Despite her “Quakerish, plain” appearance, Jane’s love is an enfleshed and incarnated one, full of passion and vigour. Indeed, Jane rejects any conceptualisation of her person without these dimensions. When under the apprehension that Rochester is to marry Miss Blythe Ingram and wishes Jane to stay on at Thornfield as governess, she cries out “roused by something like passion”:
“Do you think I am an automaton? — a machine without feelings? And can bear to have my morsel of bread snatched from lips… Do you think because I am poor, obscure, plain, and little, I am soulless and heartless!”
At his proposal, Bronte describes Rochester “enclosing [her] in his arms and gathering [her] to his breast.” She is “kissed… repeatedly” and embraced by him. When she learns of his married state, she mourns the loss of the contact she was once permitted as she could “not seek Mr Rochester’s arms [or]… derive warmth from his breast” and as she recognises that her “body… rise[s] in mutiny” against this resolution.
The morning Jane flees Thornfield, she stops outside Rochester’s bedroom door and says, “There was a heaven, a temporary heaven — in this room for me, if I chose: I had but to go in and to say…”, thereby revealing how close she came to crossing the threshold and seizing “a temporary heaven”.

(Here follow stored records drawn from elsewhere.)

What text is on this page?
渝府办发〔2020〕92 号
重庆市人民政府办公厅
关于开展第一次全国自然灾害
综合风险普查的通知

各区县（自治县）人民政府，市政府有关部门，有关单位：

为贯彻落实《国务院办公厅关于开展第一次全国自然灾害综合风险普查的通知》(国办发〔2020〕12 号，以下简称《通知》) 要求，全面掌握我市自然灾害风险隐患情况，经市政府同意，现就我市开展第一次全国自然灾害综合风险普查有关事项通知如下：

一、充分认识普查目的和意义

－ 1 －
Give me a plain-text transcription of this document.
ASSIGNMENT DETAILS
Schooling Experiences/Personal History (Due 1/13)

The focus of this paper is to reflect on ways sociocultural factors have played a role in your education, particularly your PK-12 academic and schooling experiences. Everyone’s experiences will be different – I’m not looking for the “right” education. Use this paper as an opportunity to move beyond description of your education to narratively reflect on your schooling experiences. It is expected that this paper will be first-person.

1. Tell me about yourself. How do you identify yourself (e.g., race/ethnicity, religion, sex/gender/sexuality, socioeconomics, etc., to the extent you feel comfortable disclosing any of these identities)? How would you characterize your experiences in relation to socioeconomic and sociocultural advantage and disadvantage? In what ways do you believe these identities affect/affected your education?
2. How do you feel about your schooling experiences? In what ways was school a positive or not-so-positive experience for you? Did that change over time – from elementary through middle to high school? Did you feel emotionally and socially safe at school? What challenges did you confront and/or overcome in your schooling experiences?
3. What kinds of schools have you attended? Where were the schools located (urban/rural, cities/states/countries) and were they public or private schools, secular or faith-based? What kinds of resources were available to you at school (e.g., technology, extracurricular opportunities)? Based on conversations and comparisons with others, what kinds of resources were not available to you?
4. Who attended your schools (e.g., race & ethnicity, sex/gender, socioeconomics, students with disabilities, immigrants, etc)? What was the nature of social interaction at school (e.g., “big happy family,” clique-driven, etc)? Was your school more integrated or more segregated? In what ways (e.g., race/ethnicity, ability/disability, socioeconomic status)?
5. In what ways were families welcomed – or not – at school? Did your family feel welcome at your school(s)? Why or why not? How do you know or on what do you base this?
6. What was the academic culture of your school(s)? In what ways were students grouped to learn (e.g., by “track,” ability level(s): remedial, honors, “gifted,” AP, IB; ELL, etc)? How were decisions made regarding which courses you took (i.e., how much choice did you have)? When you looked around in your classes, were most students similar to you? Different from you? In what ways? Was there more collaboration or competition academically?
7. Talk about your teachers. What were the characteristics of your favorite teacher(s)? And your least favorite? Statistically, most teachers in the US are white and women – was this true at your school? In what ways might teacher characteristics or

Thus, Jane’s flight from Thornfield is an exercise of true freedom, as she is in the classical sense “free to choose the good”. Jane is, as she insists “… no bird; and no net ensnares [her]; [she is] a free human being with an independent will.”
Jane’s resolute loyalty to Christian morality makes her enduring popularity rather puzzling. Indeed, in a climate that tears down those who uphold traditional notions of marriage, one can only assume that the contents of Jane’s beliefs are swept under the carpet by her admirers, in a culture that has all but dispensed with Biblical notions of fornication and sexual sin.
Jane Eyre’s enduring popularity is a glimmer of hope for a revival of the Christian view of sexual morality. She has all the strength, determination, and passion of a contemporary feminist heroine, but the intellect and conscience of a deeply Christian woman. But that is precisely what makes her character so attractive. If that’s the way young Christian women live, there must be something to it after all.